Hatter's Turing-completeness can be proven by showing that any program in some other Turing-complete formalism can be mapped into a Hatter program. For such purpose we shall take NORMA, a somewhat obscure machine conceived by Richard Bird in 1976, and used to teach theory of computation in some Brazilian universities and about nowhere else.

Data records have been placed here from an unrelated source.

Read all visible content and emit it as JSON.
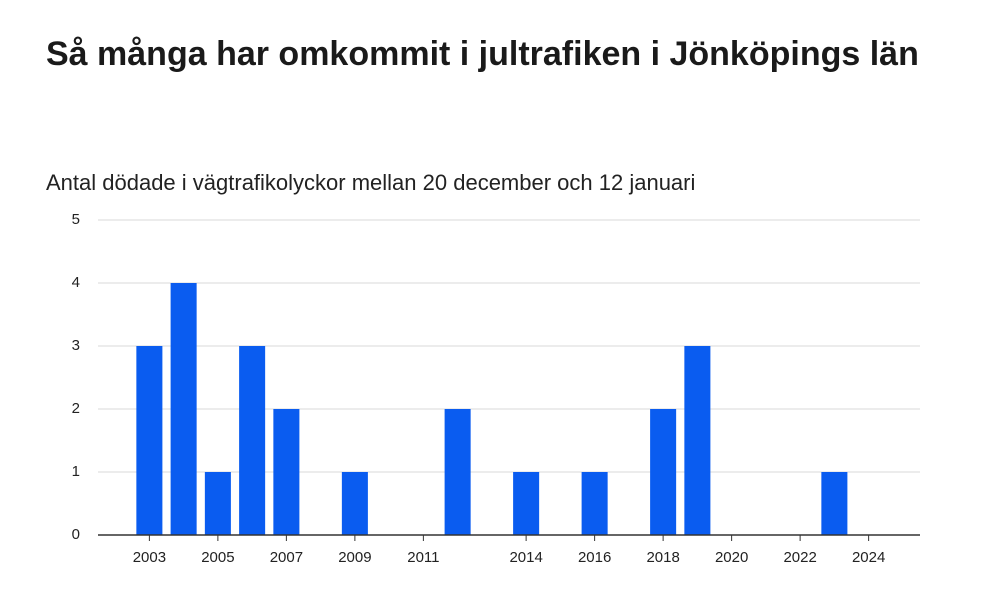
{
  "chart_data": {
    "type": "bar",
    "title": "Så många har omkommit i jultrafiken i Jönköpings län",
    "subtitle": "Antal dödade i vägtrafikolyckor mellan 20 december och 12 januari",
    "x": [
      2003,
      2004,
      2005,
      2006,
      2007,
      2008,
      2009,
      2010,
      2011,
      2012,
      2013,
      2014,
      2015,
      2016,
      2017,
      2018,
      2019,
      2020,
      2021,
      2022,
      2023,
      2024
    ],
    "values": [
      3,
      4,
      1,
      3,
      2,
      0,
      1,
      0,
      0,
      2,
      0,
      1,
      0,
      1,
      0,
      2,
      3,
      0,
      0,
      0,
      1,
      0
    ],
    "color": "#0a5cf0",
    "xlim": [
      2001.5,
      2025.5
    ],
    "xticks": [
      2003,
      2005,
      2007,
      2009,
      2011,
      2014,
      2016,
      2018,
      2020,
      2022,
      2024
    ],
    "ylim": [
      0,
      5
    ],
    "yticks": [
      0,
      1,
      2,
      3,
      4,
      5
    ],
    "grid": true
  }
}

NORMA has the advantage of being much more similar to modern architectures than the Turing machine or the lambda calculus. It is a machine with infinite registers capable of holding naturals of infinite size (though it can be proven that only two registers are needed for Turing-completeness), and an instruction set with two operations (incrementing and decrementing a register) and one test (check whether a register is zero). Programs for NORMA can be represented in many equivalent ways; we shall choose to represent them as a set of the following commands:
|(label, inc, reg, next)||Increments the register reg and jumps to the label next|
|(label, dec, reg, next)||Decrements the register reg and jumps to the label next|
|(label, zerop, reg, iftrue, iffalse)||If reg is zero, jumps to iftrue; otherwise, jumps to iffalse|
Each program command must have a unique label. Execution begins with the command labeled main, and finishes when a jump is made to a non-existing label (we shall use end for this purpose).
Registers can be mapped to hats, initialized to contain a 0 in their argument stack. Each program command can be mapped to an individual hat with the same name as the label, whose inmagic performs the corresponding operation. The inmagic can be written as follows:
|(label, inc, reg, next)||reg->[succ->reg]->next|
|(label, dec, reg, next)||reg->[pred->reg]->next|
|(label, zerop, reg, iftrue, iffalse)||reg->[horn->reg]->[[if<-\iftrue]<-\iffalse]->apply<-0|
Jumping to end can be done by doing nothing (which can be accomplished by invoking nop); the stack will be unwound and the program will end.
Of course, this mapping does not result in idiomatic Hatter programs (as much as it makes sense to talk about idiomatic Hatter), and for sufficiently large programs would probably overflow the execution stack, but this is not of concern for the proof. What is of concern is that Hatter values are of fixed size, while NORMA registers can hold any natural. This can be overcome by storing more than one value on each hat, which turns pred, succ and horn in the above mapping into something more complicated. This modification is left as an exercise to the reader.